Os textos não tratam da redenção de Thiago Silva, da partida irretocável de David Luiz, e nem sequer mencionam o fato de uma vitória nas quartas não ocorrer desde 2002, ano do penta. A torcida e a crônica foram tomadas por um ceticismo amargo. As arrancadas indefectíveis, letais contra Croácia e Camarões, os dribles objetivos, os passes precisos no ponto futuro, nada voltaria a se repetir. Estaríamos fadados à constrangedora posição de azarões contra a Alemanha.

Perdemos nosso herói homérico, cujas glórias individuais, razão principal de todo combate, tem como consequência final a vitória de suas tropas. A torcida brasileira está acostumada a contar com alguém capaz de usar seus dramas pessoais para carregar um time nas costas. O triste fim de Copa para Neymar pode lhe ser útil no próximo Mundial, assim como as polêmicas extracampo serviram a Romário, em 1994, e as operações no joelho a Ronaldo, em 2002.

Nesta Copa, a narrativa da campanha brasileira terá de se virar sem nosso Aquiles, pois seu calcanhar – no caso, a terceira vértebra – foi atingido. Ainda estamos num épico, sem dúvida. Mas a tragédia grega tem de dar lugar ao espetáculo brechtiano. Precisamos abandonar nossa identificação com o protagonista, valorizar os personagens secundários e incentivar uma intensa interação com o público. A chance para o time de Felipão é coletivizar os holofotes.

O Brasil marcou dez gols na Copa até o momento. Os três nas oitavas foram de bola parada. Dos sete na primeira fase, seis originaram-se de uma roubada de bola na intermediária adversária. O único gol do Brasil no Mundial que apresentou, porém, uma triangulação de meio de campo foi o quarto contra o time africano. Oscar roubou a bola, recuou para Fernandinho, Fred recebeu, devolveu para Oscar, que rolou para Fernandinho concluir. Um gol com toques rápidos de três jogadores.

Naquele momento, Neymar fora substituído da partida. Na ausência de sua estrela, o time brasileiro fez sua única grande jogada coletiva da Copa.

A Alemanha, terra de Brecht, jamais foi adepta do épico grego. Nunca esteve sob dependencia criativa de apenas um jogador, apesar de lideranças magistrais como a de Beckenbauer. Em 2014, Müller tem feito a diferença, mas seu futebol pouco tem a ver com o de Neymar. O alemão joga em função do time, vira centroavante quando é necessário, cai pelas pontas para fazer jogadas de linha de fundo, dá carrinho, até finge um escorregão em cobrança de falta para tentar distrair os adversários.

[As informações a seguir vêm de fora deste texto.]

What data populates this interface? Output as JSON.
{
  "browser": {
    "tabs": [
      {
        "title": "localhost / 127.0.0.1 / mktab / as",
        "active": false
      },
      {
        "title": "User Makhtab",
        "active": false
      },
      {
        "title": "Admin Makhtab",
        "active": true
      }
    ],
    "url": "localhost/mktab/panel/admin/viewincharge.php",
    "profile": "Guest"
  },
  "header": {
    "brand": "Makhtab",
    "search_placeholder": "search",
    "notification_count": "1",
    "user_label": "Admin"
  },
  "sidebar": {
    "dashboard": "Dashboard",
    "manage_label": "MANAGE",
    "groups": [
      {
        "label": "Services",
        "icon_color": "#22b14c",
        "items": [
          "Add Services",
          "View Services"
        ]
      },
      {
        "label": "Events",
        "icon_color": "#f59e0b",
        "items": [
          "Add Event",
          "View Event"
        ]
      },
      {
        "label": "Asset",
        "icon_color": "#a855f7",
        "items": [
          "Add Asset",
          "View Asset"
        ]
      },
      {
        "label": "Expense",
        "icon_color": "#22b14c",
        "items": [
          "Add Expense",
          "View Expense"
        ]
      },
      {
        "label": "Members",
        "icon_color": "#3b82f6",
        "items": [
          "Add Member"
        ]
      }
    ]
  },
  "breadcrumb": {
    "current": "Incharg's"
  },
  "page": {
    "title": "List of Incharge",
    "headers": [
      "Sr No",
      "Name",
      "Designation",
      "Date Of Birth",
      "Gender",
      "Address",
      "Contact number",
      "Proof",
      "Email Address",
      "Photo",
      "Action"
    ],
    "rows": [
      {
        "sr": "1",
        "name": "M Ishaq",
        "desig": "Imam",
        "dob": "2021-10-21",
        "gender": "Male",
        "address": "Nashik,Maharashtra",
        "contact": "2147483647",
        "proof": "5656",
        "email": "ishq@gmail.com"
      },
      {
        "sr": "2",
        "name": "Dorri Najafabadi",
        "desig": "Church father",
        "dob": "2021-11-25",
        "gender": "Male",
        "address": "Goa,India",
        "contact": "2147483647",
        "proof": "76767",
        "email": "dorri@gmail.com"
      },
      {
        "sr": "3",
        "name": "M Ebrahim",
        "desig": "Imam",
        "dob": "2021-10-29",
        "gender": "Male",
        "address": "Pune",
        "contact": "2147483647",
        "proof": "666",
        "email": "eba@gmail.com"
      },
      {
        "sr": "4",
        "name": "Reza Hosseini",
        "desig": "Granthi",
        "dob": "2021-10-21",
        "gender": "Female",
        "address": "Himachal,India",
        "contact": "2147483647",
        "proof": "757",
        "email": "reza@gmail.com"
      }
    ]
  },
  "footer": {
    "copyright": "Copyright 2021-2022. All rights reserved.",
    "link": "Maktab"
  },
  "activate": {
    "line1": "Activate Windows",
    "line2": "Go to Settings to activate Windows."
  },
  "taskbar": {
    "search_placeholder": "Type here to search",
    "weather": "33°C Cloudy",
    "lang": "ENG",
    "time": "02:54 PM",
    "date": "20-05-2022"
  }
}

O “falso 9” encaixa-se em um jogo que serve sempre ao coletivo e, portanto, distante das características de uma seleção com Neymar ou Cristiano Ronaldo, nas quais o desenho tático busca servir às suas estrelas.

É pela lembrança daquele belo gol de Fernandinho que não se pode perder as esperanças. Se em caso de derrota, teremos de coletivizar a nossa dor, que entremos em campo sob a batuta do próprio grupo, generoso, altruísta. Sem Neymar, não haverá necessidade dos chutões de David Luis. Ao não poder recorrer ao herói, mais trágico do que nunca, os jogadores brasileiros poderão encontrar um novo antídoto: a força da equipe.